In equivalent United States dollars, the external debt was US$1.554 billion, compared with US$1.375 billion at the end of 2021. This net increase was due mainly to: (i) disbursements totalling US$261.284 million in respect of loans contracted; and (ii) repayments of principal amounting to US$60.710 million.
Conclusion
While the Auditor General is up to date in the auditing of central government activities, the quality of his audit and reporting of the results can be improved significantly if comprehensive quality assurance procedures are adopted.
These procedures ensure that: (i) the audits are conducted in accordance with approved audit plans and detailed audit procedures based on risk assessments, are carefully followed; (ii) the findings are supported by adequate audit evidence and are properly formulated; (iii) the recommendations are concise and precise, and follow the SMART ( simple, measurable, achievable, relevant and time-bound) approach; and (iv) the overall conclusions in the form of certification of the accounts are carefully crafted in accordance with the International Standards of Auditing.
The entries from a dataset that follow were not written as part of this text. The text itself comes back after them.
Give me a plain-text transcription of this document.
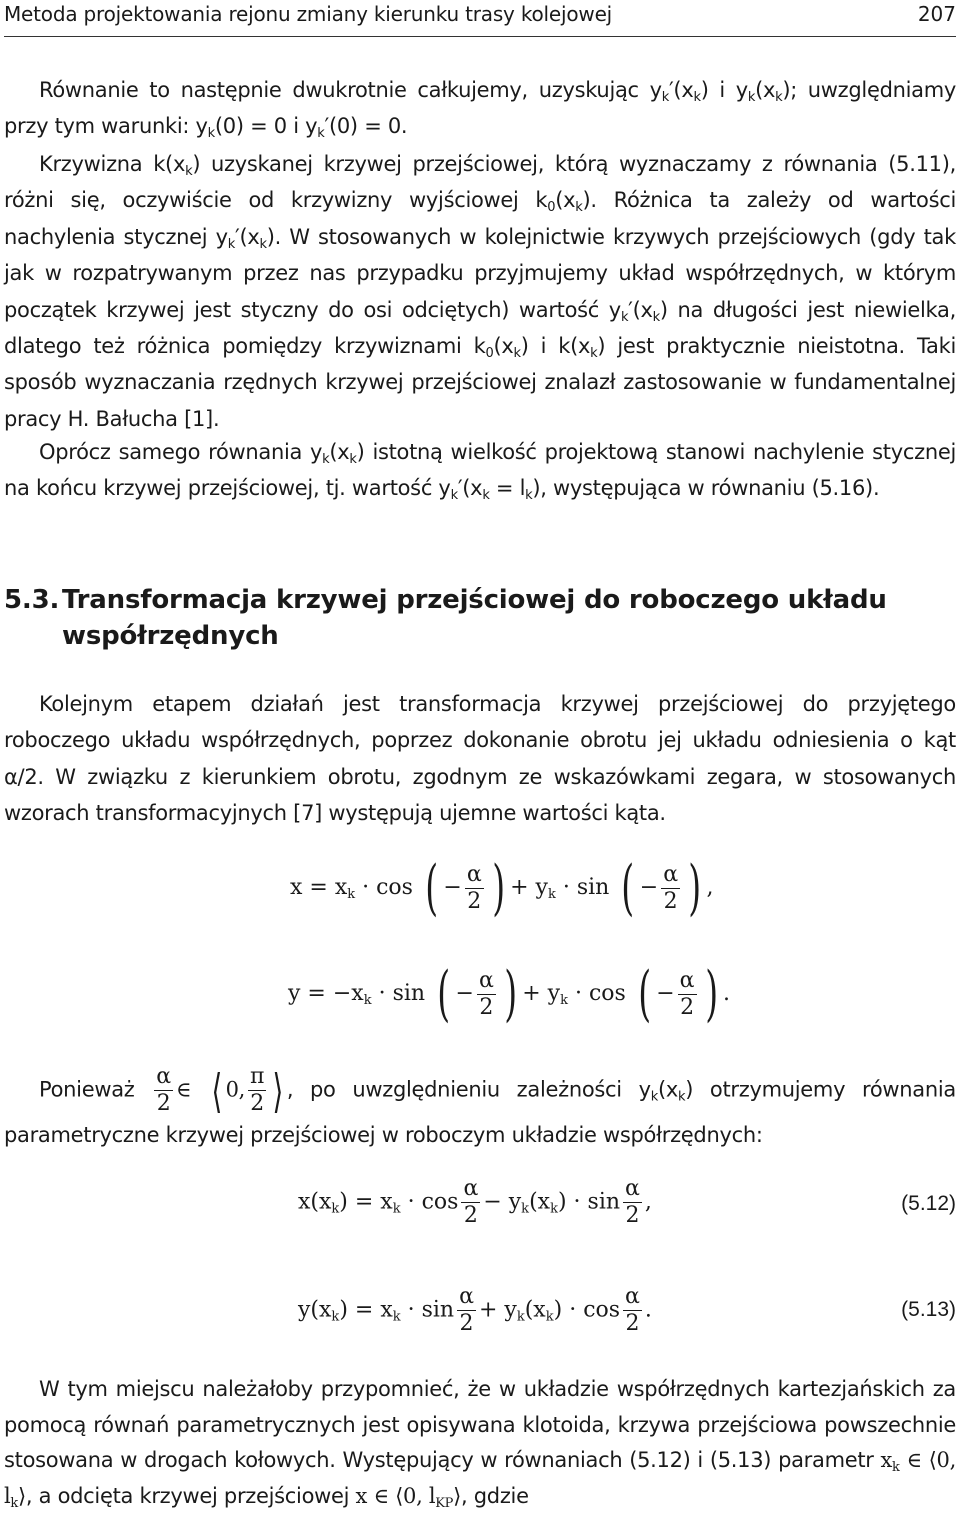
Metoda projektowania rejonu zmiany kierunku trasy kolejowej	207

Równanie to następnie dwukrotnie całkujemy, uzyskując $y_k'(x_k)$ i $y_k(x_k)$; uwzględniamy przy tym warunki: $y_k(0) = 0$ i $y_k'(0) = 0$.

Krzywizna $k(x_k)$ uzyskanej krzywej przejściowej, którą wyznaczamy z równania (5.11), różni się, oczywiście od krzywizny wyjściowej $k_0(x_k)$. Różnica ta zależy od wartości nachylenia stycznej $y_k'(x_k)$. W stosowanych w kolejnictwie krzywych przejściowych (gdy tak jak w rozpatrywanym przez nas przypadku przyjmujemy układ współrzędnych, w którym początek krzywej jest styczny do osi odciętych) wartość $y_k'(x_k)$ na długości jest niewielka, dlatego też różnica pomiędzy krzywiznami $k_0(x_k)$ i $k(x_k)$ jest praktycznie nieistotna. Taki sposób wyznaczania rzędnych krzywej przejściowej znalazł zastosowanie w fundamentalnej pracy H. Bałucha [1].

Oprócz samego równania $y_k(x_k)$ istotną wielkość projektową stanowi nachylenie stycznej na końcu krzywej przejściowej, tj. wartość $y_k'(x_k = l_k)$, występująca w równaniu (5.16).

5.3. Transformacja krzywej przejściowej do roboczego układu
współrzędnych

Kolejnym etapem działań jest transformacja krzywej przejściowej do przyjętego roboczego układu współrzędnych, poprzez dokonanie obrotu jej układu odniesienia o kąt α/2. W związku z kierunkiem obrotu, zgodnym ze wskazówkami zegara, w stosowanych wzorach transformacyjnych [7] występują ujemne wartości kąta.

$x = x_k \cdot \cos$ ( − $\frac{\alpha}{2}$ ) + $y_k \cdot \sin$ ( − $\frac{\alpha}{2}$ ) ,
$y = -x_k \cdot \sin$ ( − $\frac{\alpha}{2}$ ) + $y_k \cdot \cos$ ( − $\frac{\alpha}{2}$ ) .
Ponieważ $\frac{\alpha}{2}$ ∈ ⟨ 0, $\frac{\pi}{2}$ ⟩ , po uwzględnieniu zależności $y_k(x_k)$ otrzymujemy równania parametryczne krzywej przejściowej w roboczym układzie współrzędnych:
$x(x_k) = x_k \cdot \cos \frac{\alpha}{2} - y_k(x_k) \cdot \sin \frac{\alpha}{2}$ ,	(5.12)
$y(x_k) = x_k \cdot \sin \frac{\alpha}{2} + y_k(x_k) \cdot \cos \frac{\alpha}{2}$ .	(5.13)

W tym miejscu należałoby przypomnieć, że w układzie współrzędnych kartezjańskich za pomocą równań parametrycznych jest opisywana klotoida, krzywa przejściowa powszechnie stosowana w drogach kołowych. Występujący w równaniach (5.12) i (5.13) parametr $x_k$ ∈ ⟨0, $l_k⟩$, a odcięta krzywej przejściowej x ∈ ⟨0, $l_{KP}⟩$, gdzie
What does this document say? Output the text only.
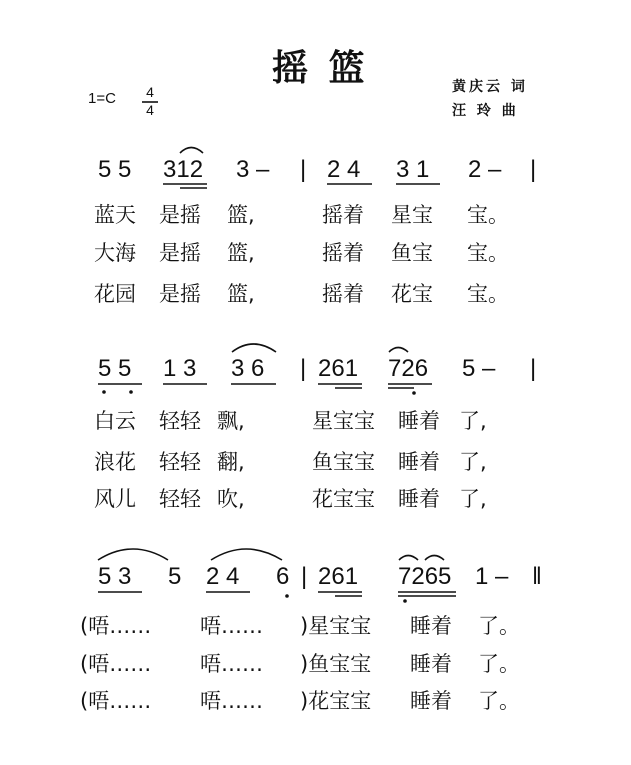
摇 篮	黄庆云 词
汪 玲 曲
1=C 4
4
5 5 312 3 – | 2 4 3 1 2 – |
蓝天 是摇 篮,	摇着 星宝 宝。
大海 是摇 篮,	摇着 鱼宝 宝。
花园 是摇 篮,	摇着 花宝 宝。
5 5 1 3 3 6 | 261 726 5 – |
白云 轻轻 飘,	星宝宝 睡着 了,
浪花 轻轻 翻,	鱼宝宝 睡着 了,
风儿 轻轻 吹,	花宝宝 睡着 了,
5 3 5 2 4 6 | 261 7265 1 – ‖
(唔…… 唔…… )星宝宝 睡着 了。
(唔…… 唔…… )鱼宝宝 睡着 了。
(唔…… 唔…… )花宝宝 睡着 了。
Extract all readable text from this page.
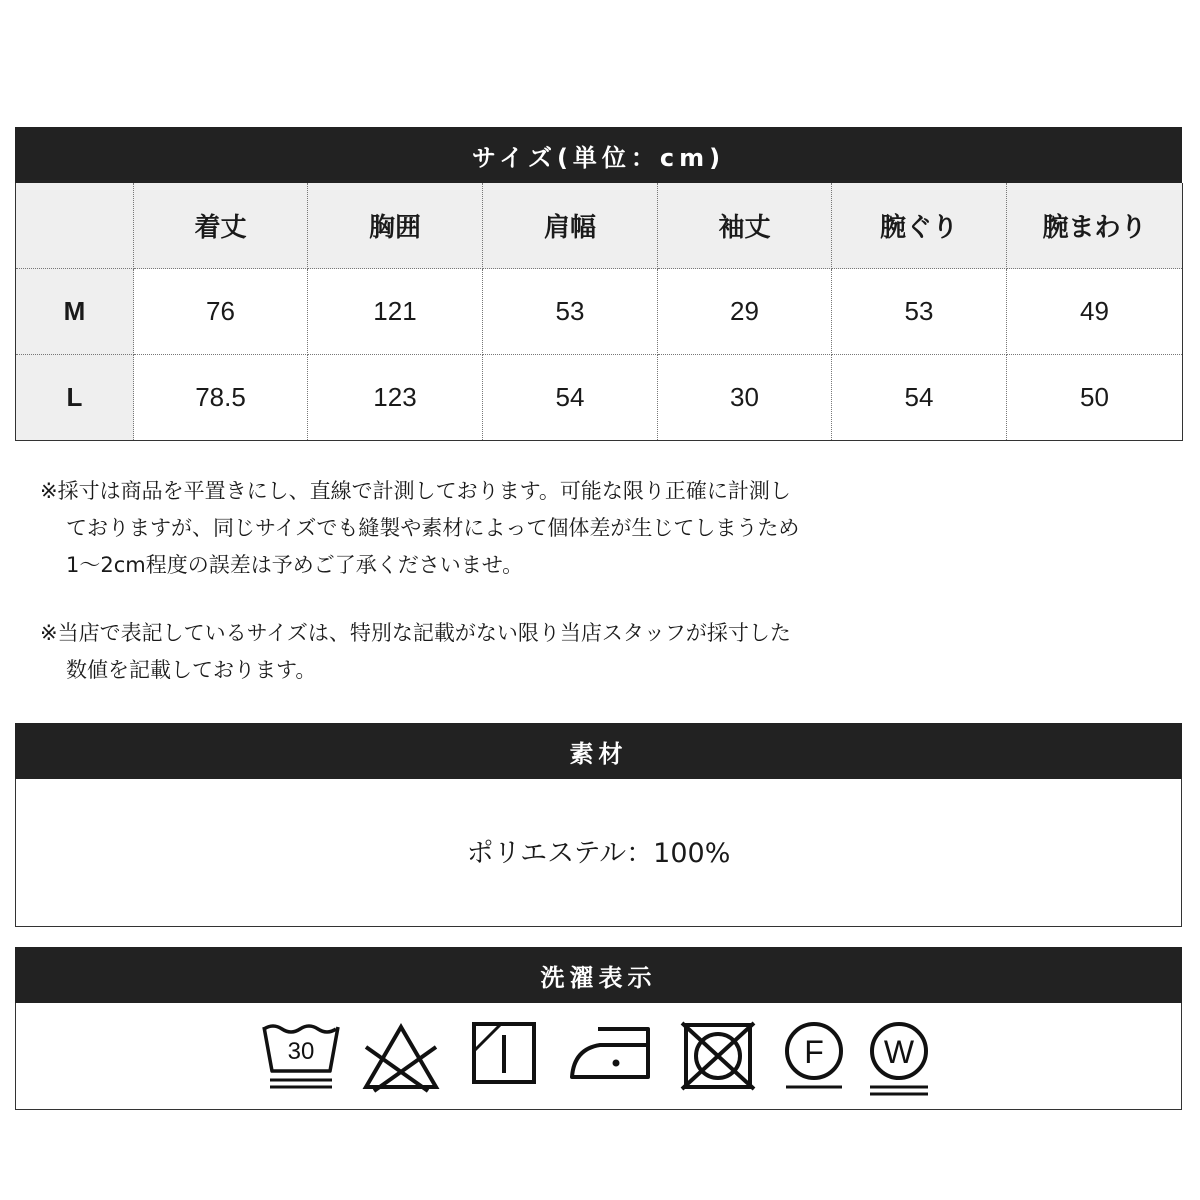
サイズ(単位：cm)
	着丈	胸囲	肩幅	袖丈	腕ぐり	腕まわり
M	76	121	53	29	53	49
L	78.5	123	54	30	54	50
※採寸は商品を平置きにし、直線で計測しております。可能な限り正確に計測し
ておりますが、同じサイズでも縫製や素材によって個体差が生じてしまうため
1〜2cm程度の誤差は予めご了承くださいませ。
※当店で表記しているサイズは、特別な記載がない限り当店スタッフが採寸した
数値を記載しております。
素材
ポリエステル：100%
洗濯表示
30	F W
The Auditor General needs to reflect on the impact of his reports which are unwieldy in terms of size and content and are substantially a copy and paste of the contents of the previous report, with appropriate amendments.
Some of the findings are also not material to the proper presentation of the public accounts and are essentially in realm of internal audit. Additionally, consideration should also be given to a revised reporting format. The present reporting template has been in place since 1992.